After documenting my journey from lawyer to plain language practitioner, I thought it would be a good idea to delve deeper into the origin of legalese. I decided to explore just why it is worn as a suit of armour by many lawyers. As a starting point, I went back to basics.

Defining the beast

Legalese is defined on oxfordonline.com as the formal and technical language of legal documents. This definition is bland in tone compared to other more colourful descriptions. Dictionary.com gives a more emotive explanation: language containing an excessive amount of legal terminology or legal jargon. The Free Online Dictionary of Computing comes closer to voicing the negative connotations most people associate with the word. Its entry includes the following phrases: Dense, pedantic verbiage… text that seems designed to obfuscate.

The words “excessive” and “designed to obfuscate” gave me the clues to the answers I sought. Legalese is excessive because it is used as a weapon to protect (and guard against, indemnify, hold one harmless, warrant, secure, provide cover) against every possible and likely consequence, and those that are completely unpredictable or remote. Lawyers use language as a necessary patch to plug up holes so that their clients’ ships don’t sink.

But legalese also has another, more insidious aim; it is intended to intimidate and confound both laymen and opposing attorneys in the hope that they will acquiesce to what is being demanded on behalf of a client. It is this bullying on the part of some lawyers that has earned the profession its bad reputation. I am sure you have heard the one about why sharks won’t attack lawyers. (If you haven’t – it is out of professional courtesy.)

Taming the beast

Armed with a greater understanding of the evolution of legalese and the reasons it’s managed to survive this long, I turned to the challenges the plain language decree posed for lawyers proficient in legalese. (You may recall that both the National Credit Act and the Consumer Protection Act now require written legal communications to be in plain language.)

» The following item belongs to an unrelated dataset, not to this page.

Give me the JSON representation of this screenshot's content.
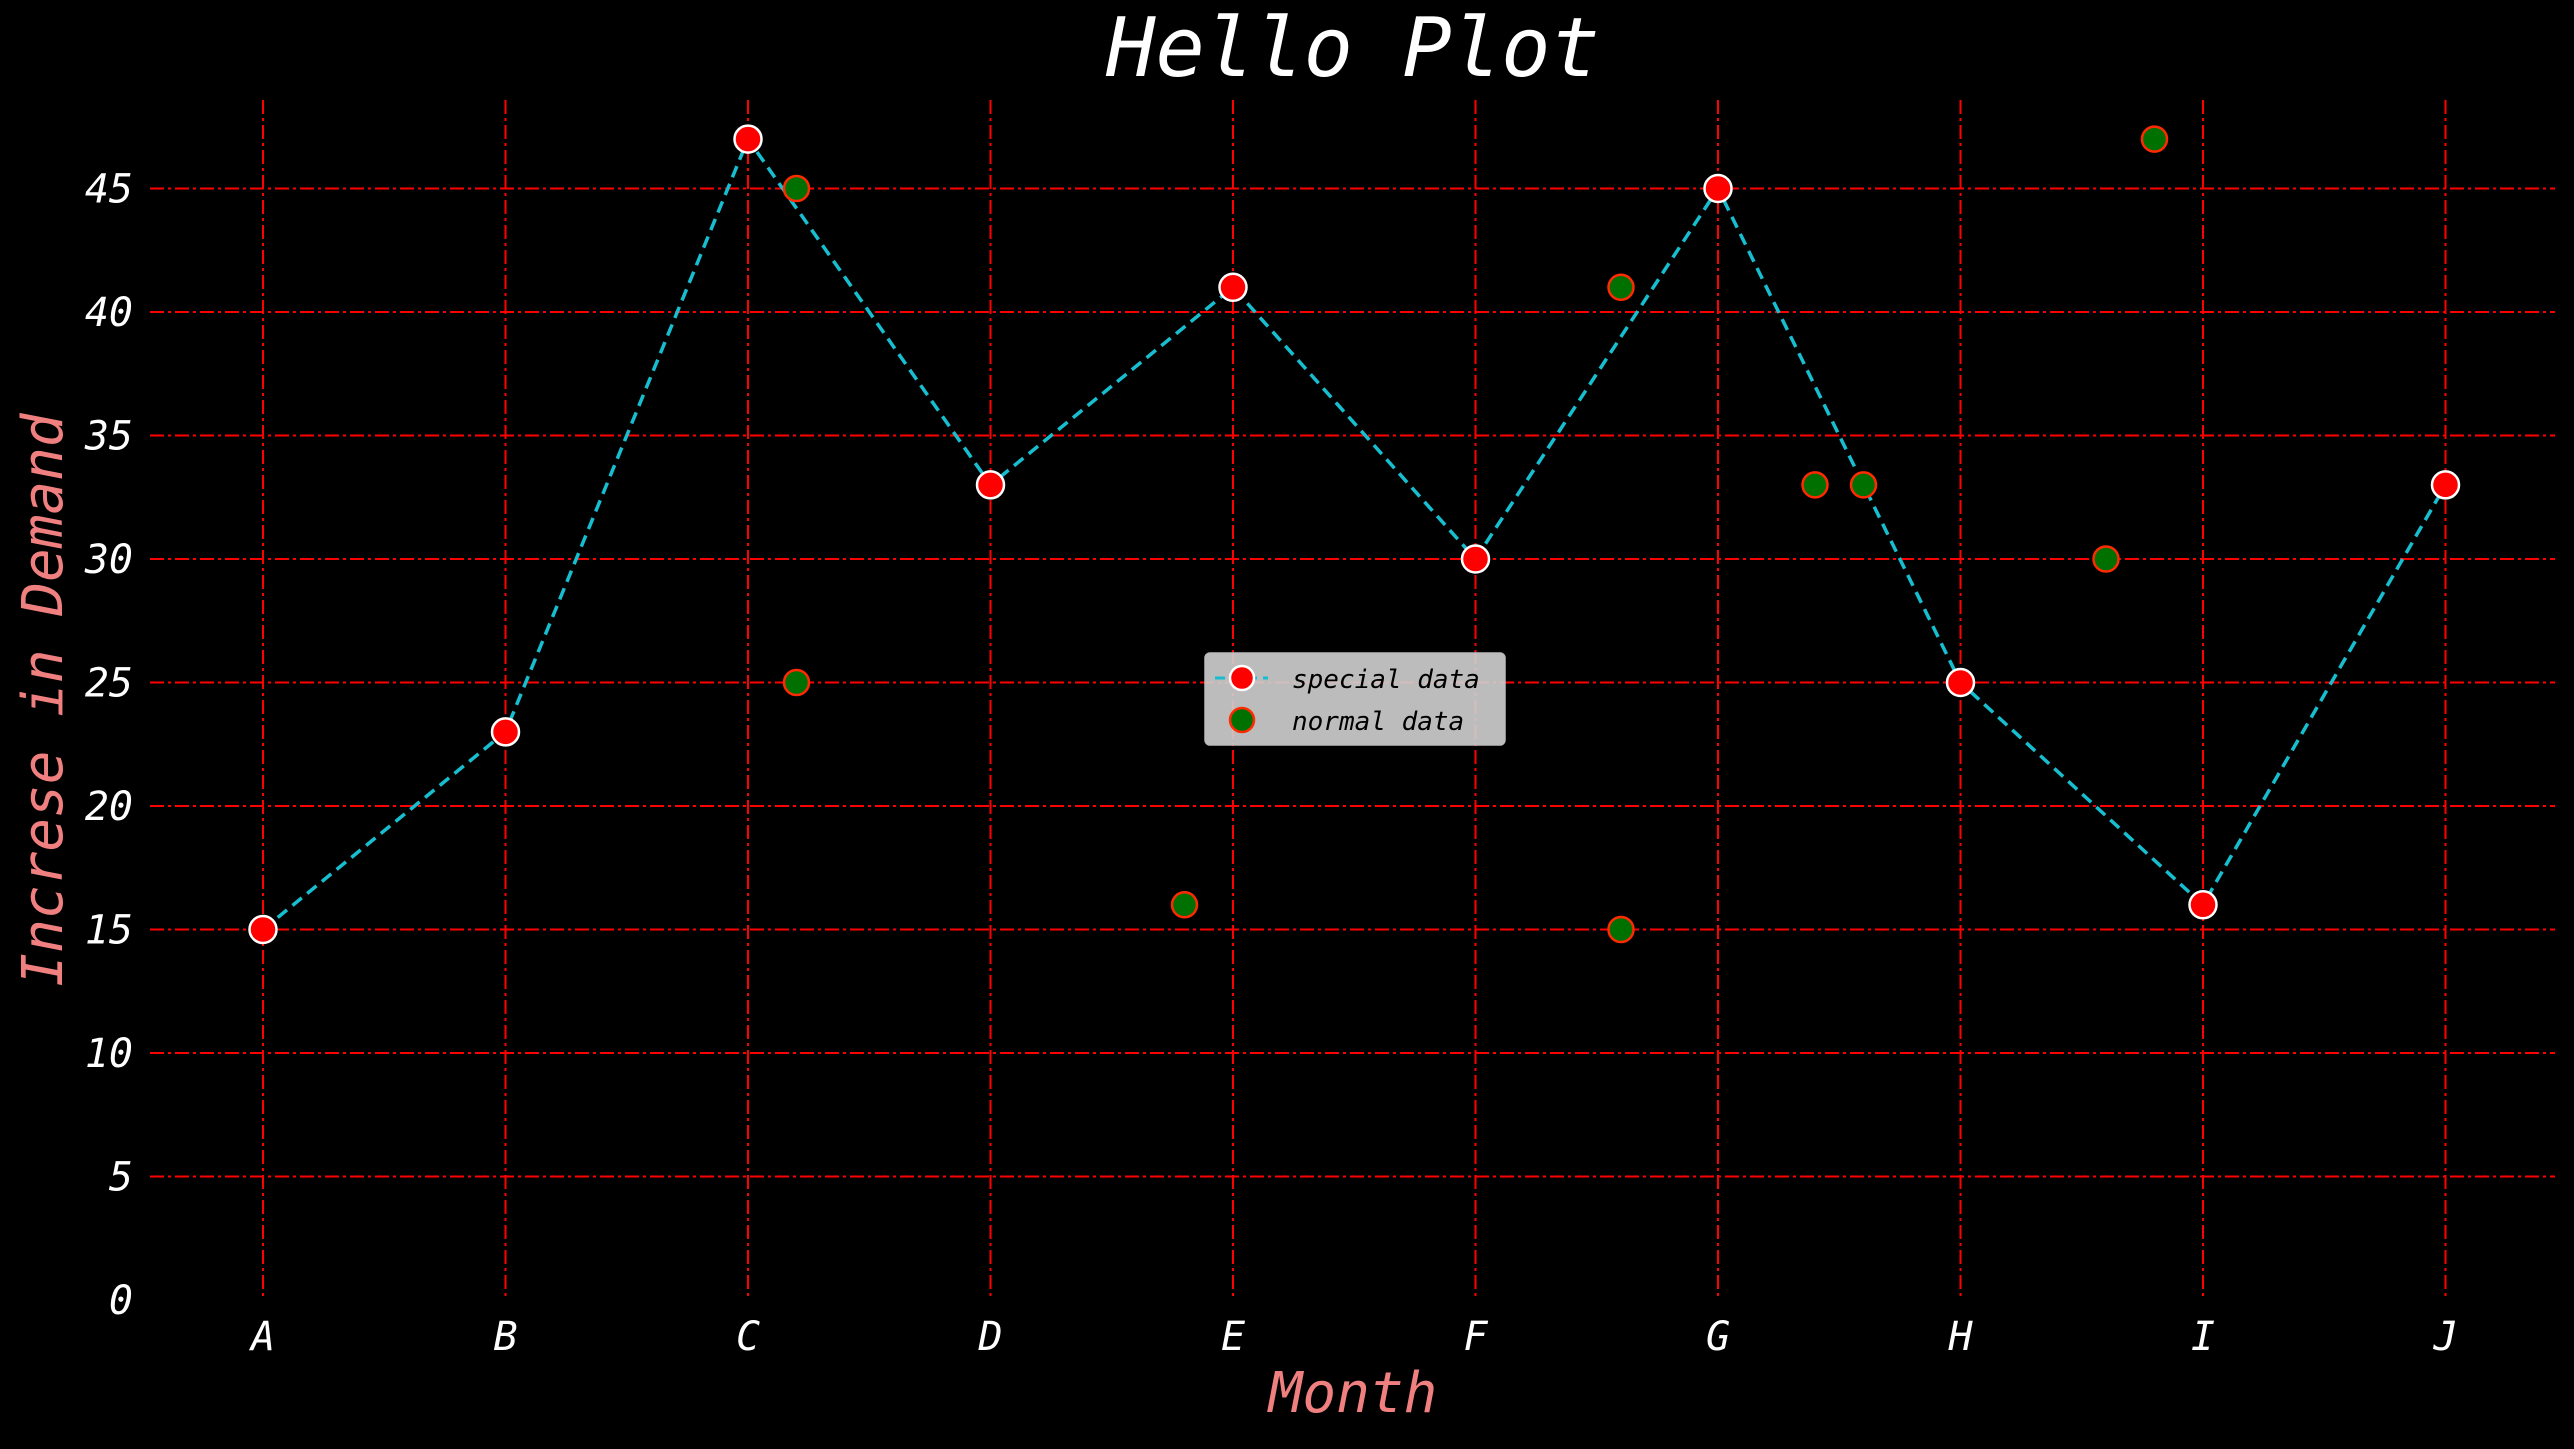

Conventional legal language is anything but plain. I’ve previously described legal writing as formal, punctilious and antiquated. To this I could add threatening, convoluted and highfalutin. I could go on, being trained as a lawyer, but I am sure you get the point.

In short, legal practitioners are often guilty of

  • using many words when one would be enough (see above)
  • choosing grandiose words over simpler ones (“notwithstanding the fact that” instead of “even though”)
  • beginning or joining sentences with archaic conjunctions (wherefore, whereupon)
  • writing in the passive rather than the active voice (“an application was brought”)
  • using “one” or “the writer” rather than more personal pronouns
  • referring to themselves as “we” even when referring to only one person.

(I had to restrain myself from inserting inter alia and “including but not limited to” before writing the above list, so deeply ingrained in lawyers is the need to be completely certain we have not left anything to chance.)

While there has been growing support for the idea of using plain language in the legal profession over the past decade, it’s been regarded by most as a quite radical nice-to-have, rather than the imperative that it has become. The Consumer Protection Act comes into force on April 1, 2011. Let’s prepare for the onslaught.